Du polar, de François Guérif

Publié le par Yan

dupolarCollection devenue mythique, Rivages/Noir (puis Rivages/Thriller pour les grands formats) méritait bien que l’on s’attarde sur son fondateur. C’est chose faite avec ce livre d’entretiens entre Philippe Blanchet côté interviewer et François Guérif.

Si l’on n’échappe pas à l’exercice d’autopromotion à légère tendance hagiographique (il s’agit tout de même d’un livre sur et en grande partie par Guérif et sur Rivages publié chez Payot), le lecteur curieux des choses de l’édition et surtout d’une tranche de l’histoire du polar et de sa diffusion en France y trouvera largement son compte.

Passionnant, mené comme une discussion à bâtons rompus, Du polar aborde autant le travail de libraire et d’éditeur de François Guérif, depuis la librairie Au troisième œil jusqu’à Rivages, en passant par Red Label, que la vision que peut avoir l’éditeur et amateur éclairé du polar français d’après-guerre,  du néopolar, du polar anglais, des problèmes de traduction ou de la figure du détective.
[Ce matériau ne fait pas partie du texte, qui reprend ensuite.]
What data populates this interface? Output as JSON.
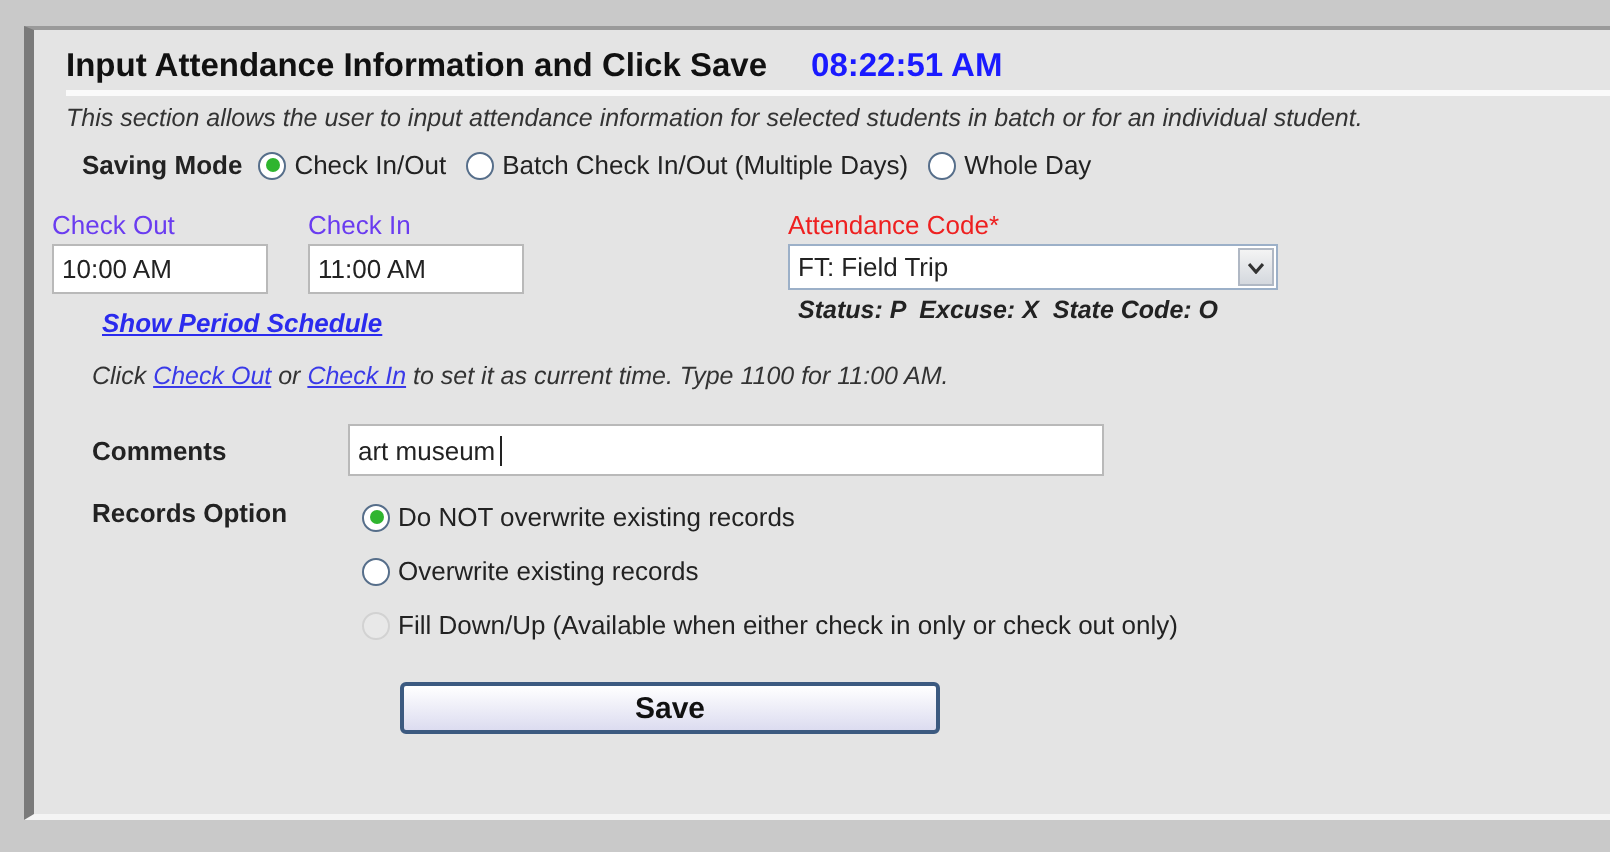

Bref, une succession de chapitres stimulants où les petites anecdotes viennent éclairer le propos plus général, pimenter le discours et où l’on voit se dessiner le paysage complexe de l’édition de polar de ses quarante dernières années et la façon dont Rivages a participé de sa transformation.

Surtout, François Guérif revient inlassablement sur les auteurs qu’il aime : Goodis, Thompson, Robin Cook, Robert Bloch, Fredric Brown, James Cain, Pierre Siniac, Edward Bunker… Ellroy bien sûr auquel Rivages doit tant et réciproquement. On apprend, on se passionne, et on se dit que ce bouquin est une formidable publicité pour les éditions Rivages (c’est simple, à peine l’a-t-on lu que l’on a déjà acheté pas loin d’une dizaine de romans évoqués par Guérif).

Bien sûr, on pourra reprocher cette forme d’autopromotion et regretter que François Guérif oublie de préciser que le retour de Kenzie et Gennaro était loin d’être à la hauteur des précédents volumes de la série de Lehane, qu’il omette de parler de certains auteurs à notre avis marquants comme Charles Willeford ou Tim Dorsey (ben oui, quand même) et d’autres dont il doit avoir envie d’oublier qu’il les a édité (Helen Knode, bon sang…), mais le fait est que l’on se laisse emporter avec plaisir par la passion de Guérif, sa fidélité à ses auteurs (on pense notamment à Cesare Battisti) et à ses idées sur le polar, son opiniâtreté à défendre James Cain, Goodis, Thompson ou Siniac…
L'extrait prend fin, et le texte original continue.